Mungkin karena terpisah dari Alpha-nya belasan tahun. Amaara pun menyeringai dengan tatapan pedih. "Hmph, benar. Memang bukan," katanya. "Tapi tangan Mile bergerak untuknya pada waktu itu. Dan aku dilarang menyentuhnya, tak peduli sebesar apapun kebencian yang masih kutanggung ...."
"...."
Dalam jarak satu meter, kini mereka saling mengunci bola mata.
"Jadi, Takhon ... jika aku bisa menyakiti Natta dengan mengambilmu, kenapa tidak?" kata Amaara penuh luka hati. "Kau ini sumber segala-galanya, tahu. Biang kerok yang membuat kekasihku kesusahan. Tukang selingkuh dan perebut rumah tangga orang. Juga "pembunuh" ... itu pun kalau kau menerima gelar baru setelah ini."
DEG
Pembunuh, huh?
Sebenarnya itu mudah untuk diwujudkan. Namun, kemungkinan Amaara sudah balas menyelidiki masa lalunya. Omega itu paham datang kemari berarti siap kematian. Toh jika gagal membunuh, nyawanya tetap melayang bahagia karena mengotori tangan Paing dengan darah--ah .... sial. Rupanya ini yang disebut Bretha perangkap. Paing memang harus memilih orang yang pantas dihajar, atau nyawanya sendiri yang akan dihukum mati di pengadilan.
Amaara pun mendengus pelan. "Kenapa, Takhon? Kau diam karena semua omonganku benar?" tanyanya. Tapi yang terdengar Paing justru kata-kata Apo.
".... jangan mati kalau besok ada sesuatu selama aku tertidur ...."
Alpha itu pun memejamkan mata. Mencoba menyaring perkataan Amaara agar tak terpancing.
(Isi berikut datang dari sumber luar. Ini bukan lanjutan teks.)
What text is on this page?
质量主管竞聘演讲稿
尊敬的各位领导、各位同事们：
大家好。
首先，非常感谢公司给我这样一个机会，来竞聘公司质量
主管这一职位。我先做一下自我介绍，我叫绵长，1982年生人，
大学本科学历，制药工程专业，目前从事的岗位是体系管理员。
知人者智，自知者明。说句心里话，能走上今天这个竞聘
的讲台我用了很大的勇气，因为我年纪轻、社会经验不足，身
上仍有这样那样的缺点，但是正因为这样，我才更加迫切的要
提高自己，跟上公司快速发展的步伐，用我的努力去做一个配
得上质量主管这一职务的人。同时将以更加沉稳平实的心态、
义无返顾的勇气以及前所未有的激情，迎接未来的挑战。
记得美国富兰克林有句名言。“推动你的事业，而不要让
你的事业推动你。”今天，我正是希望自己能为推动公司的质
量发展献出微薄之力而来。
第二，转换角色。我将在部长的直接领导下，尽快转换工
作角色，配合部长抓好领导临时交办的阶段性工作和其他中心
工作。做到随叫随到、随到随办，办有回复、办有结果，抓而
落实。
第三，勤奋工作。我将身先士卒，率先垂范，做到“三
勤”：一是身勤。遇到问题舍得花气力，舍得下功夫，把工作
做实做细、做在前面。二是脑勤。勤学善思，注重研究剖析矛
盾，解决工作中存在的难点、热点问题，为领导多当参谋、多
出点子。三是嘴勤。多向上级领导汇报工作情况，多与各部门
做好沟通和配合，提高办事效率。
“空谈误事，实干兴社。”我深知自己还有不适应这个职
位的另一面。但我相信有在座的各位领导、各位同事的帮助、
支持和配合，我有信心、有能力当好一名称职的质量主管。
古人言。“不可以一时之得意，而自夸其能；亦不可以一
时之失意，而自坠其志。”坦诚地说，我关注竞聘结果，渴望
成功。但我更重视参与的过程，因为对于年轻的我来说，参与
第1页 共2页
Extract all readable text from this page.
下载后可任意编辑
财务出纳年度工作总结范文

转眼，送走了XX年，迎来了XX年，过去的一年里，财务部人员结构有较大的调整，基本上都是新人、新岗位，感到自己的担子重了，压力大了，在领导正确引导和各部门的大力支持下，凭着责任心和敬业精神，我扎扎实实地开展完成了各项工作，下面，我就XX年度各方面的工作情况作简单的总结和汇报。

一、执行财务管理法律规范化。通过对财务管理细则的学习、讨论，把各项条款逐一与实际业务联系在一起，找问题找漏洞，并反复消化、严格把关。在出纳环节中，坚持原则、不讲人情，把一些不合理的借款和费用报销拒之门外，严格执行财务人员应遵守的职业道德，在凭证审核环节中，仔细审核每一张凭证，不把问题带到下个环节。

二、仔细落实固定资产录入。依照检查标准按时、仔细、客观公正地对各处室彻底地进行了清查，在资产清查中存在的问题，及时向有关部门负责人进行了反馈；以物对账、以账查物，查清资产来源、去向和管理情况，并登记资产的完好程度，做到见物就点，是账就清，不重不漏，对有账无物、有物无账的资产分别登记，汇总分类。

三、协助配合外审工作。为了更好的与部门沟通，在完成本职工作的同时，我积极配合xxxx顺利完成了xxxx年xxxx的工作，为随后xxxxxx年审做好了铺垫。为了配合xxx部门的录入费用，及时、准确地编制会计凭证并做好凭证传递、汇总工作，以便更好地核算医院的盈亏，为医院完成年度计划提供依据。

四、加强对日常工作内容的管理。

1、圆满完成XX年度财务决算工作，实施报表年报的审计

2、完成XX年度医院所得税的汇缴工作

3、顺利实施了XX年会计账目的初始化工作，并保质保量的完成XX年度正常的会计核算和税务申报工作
Namun, sulit sekali mengendalikan taring-taringnya. "Hhh ...."
Jangan bunuh ...
Jangan bunuh ...
"Atau kau justru takut padaku?"
Kepalan tangan Paing semakin kuat.
".... hhh ... hhh ...."
Dan Omega itu mendadak berteriak. "BRENGSEK KAU ITU SEHARUSNYA MENYERANGKU!! ARRRGHHH!!"
BUAGHHH!!
Dia pun maju dengan tendangan kaki berputar. Betisnya mengincar bekas tembakan di lengan Paing. Namun, Alpha itu sudah menangkisnya dengan tangan kanan.
"Hisssshhhhhh!"
Gagal, ekspresi bengis Amaara pun keluar. Dia membuat orang-orang di sekitar jejeritan. Karena serangannya seperti hewan kecil yang parasit.
BUAGH! BUAGH! BUAGH!
BRAKHHH!
Amaara tidak ragu melompat ke tubuh Paing dan menghajar bagian kepala. Dia dibanting Paing ke karpet tapi sanggup berbalik dengan tubuh lentur. Dan apapun akan dia lakukan agar sang Alpha gemas ingin melumatnya.
"AYO! BUNUH AKU, PAING TAKHON!"
CRAKHHHHH!!
"AAARRRGHHH!"
"BUNUH AKU! BRENGSEK! BUNUH!"
PRAKHHHHH!!!
Paing pun menggampar tangan Amaara pertama kali agar pisaunya terlempar. Bahu kanannya kena dan lukanya sampai belikat. Tapi dia sama sekali tidak menggunakan senjata.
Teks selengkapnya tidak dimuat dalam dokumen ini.